His work examines animal studies, food studies, media studies, and environmental communication, with particular attention to the intersections of consumer culture, capitalism, and animal liberation. He has conducted research on locavorism, “humane” meat, lab-grown meat, and the ethics of invasive-species removal. His current work explores greenwashing strategies in animal agriculture and their relationship to climate change discourse. His scholarship has been cited in The GuardianVoxThe New York Times, and Bloomberg News.
 
Dr. Stănescu is the co-founder of the North American Association for Critical Animal Studies (NAACAS) and a Fellow of the European Association for Critical Animal Studies (EACAS). He previously served as co-senior editor of the Critical Animal Studies book series published by Brill/Rodopi. His work has received support from the Woods Institute for the Environment, the Andrew Mellon Foundation, the Culture and Animals Foundation, the Institutul Cultural Român, and the Climate and Social Science Network at Brown University, where he is a research fellow.

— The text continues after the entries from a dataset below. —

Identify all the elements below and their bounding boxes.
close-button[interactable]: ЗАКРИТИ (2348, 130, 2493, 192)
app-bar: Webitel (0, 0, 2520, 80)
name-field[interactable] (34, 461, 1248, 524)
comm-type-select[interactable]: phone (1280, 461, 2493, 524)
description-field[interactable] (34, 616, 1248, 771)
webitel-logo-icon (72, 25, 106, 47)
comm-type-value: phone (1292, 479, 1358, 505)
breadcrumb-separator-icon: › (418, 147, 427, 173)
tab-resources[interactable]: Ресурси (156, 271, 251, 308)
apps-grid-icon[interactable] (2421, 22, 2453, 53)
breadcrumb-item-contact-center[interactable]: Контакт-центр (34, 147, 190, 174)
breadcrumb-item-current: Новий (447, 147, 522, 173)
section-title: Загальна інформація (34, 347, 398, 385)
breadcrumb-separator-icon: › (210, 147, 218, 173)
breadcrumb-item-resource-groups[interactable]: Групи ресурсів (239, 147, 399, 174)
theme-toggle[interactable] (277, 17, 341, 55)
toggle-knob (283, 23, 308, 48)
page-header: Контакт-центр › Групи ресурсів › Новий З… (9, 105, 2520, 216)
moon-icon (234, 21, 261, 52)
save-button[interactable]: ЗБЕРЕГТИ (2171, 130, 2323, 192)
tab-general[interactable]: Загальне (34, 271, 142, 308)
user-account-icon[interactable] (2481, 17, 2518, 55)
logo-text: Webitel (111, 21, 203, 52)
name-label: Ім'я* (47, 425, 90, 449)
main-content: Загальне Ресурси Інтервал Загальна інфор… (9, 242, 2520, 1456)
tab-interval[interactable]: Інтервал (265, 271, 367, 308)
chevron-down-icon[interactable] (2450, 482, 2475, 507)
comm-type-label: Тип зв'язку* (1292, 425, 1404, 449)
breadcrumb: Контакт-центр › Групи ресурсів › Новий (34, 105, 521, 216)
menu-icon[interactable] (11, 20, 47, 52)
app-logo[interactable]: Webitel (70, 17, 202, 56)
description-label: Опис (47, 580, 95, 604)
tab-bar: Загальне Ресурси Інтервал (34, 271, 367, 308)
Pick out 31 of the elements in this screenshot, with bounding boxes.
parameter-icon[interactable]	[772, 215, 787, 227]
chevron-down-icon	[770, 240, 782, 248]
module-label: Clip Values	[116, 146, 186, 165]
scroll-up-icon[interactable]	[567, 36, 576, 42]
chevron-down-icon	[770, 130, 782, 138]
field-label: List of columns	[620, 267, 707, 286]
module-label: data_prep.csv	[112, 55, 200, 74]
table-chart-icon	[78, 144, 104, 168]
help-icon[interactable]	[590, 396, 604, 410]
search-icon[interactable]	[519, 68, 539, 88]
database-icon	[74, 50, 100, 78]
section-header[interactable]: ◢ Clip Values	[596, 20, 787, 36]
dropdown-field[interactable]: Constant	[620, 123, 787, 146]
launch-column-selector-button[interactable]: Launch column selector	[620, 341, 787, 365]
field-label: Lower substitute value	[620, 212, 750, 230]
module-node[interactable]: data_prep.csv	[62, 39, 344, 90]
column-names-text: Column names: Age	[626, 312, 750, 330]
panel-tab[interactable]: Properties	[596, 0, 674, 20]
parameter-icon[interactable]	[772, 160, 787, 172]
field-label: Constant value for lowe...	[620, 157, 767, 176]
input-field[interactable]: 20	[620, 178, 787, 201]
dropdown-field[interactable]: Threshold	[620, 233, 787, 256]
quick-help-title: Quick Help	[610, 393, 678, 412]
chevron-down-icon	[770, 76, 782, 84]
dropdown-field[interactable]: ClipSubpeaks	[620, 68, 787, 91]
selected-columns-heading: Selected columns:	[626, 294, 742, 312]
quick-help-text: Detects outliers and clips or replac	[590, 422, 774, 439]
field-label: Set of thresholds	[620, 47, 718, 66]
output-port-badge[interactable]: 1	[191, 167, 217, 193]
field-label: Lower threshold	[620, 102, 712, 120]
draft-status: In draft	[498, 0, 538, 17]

Becoming Part of the Family: Greenwashing, Animal Agriculture, and the Strategic Control of Climate Research
This talk examines how the animal agriculture industry strategically captures academic research to reshape public understanding of its climate impacts. It focuses on three case studies: first, Dr. Frank Mitloehner's selective reframing of credible science to manufacture doubt about livestock's climate impacts, transforming what the UN calls an urgent environmental threat into a public relations problem; second, the Canadian Beef Cattle Research Council's pairing of early-career researchers with feedlot operators and industry consultants as mentors; and third, the direct hiring of endowed chairs exclusively funded by animal agriculture who are contractually required to report back to industry for 25 percent of their time and who then make public-facing statements that animal agriculture is sustainable—indeed, net beneficial for climate change. Overall, this talk demonstrates how industry doesn't need to dictate findings; instead, it shapes which questions get asked, which researchers advance, and ultimately which scholars become "part of the family." The findings carry urgent implications for animals, climate action, research independence, and academic ethics.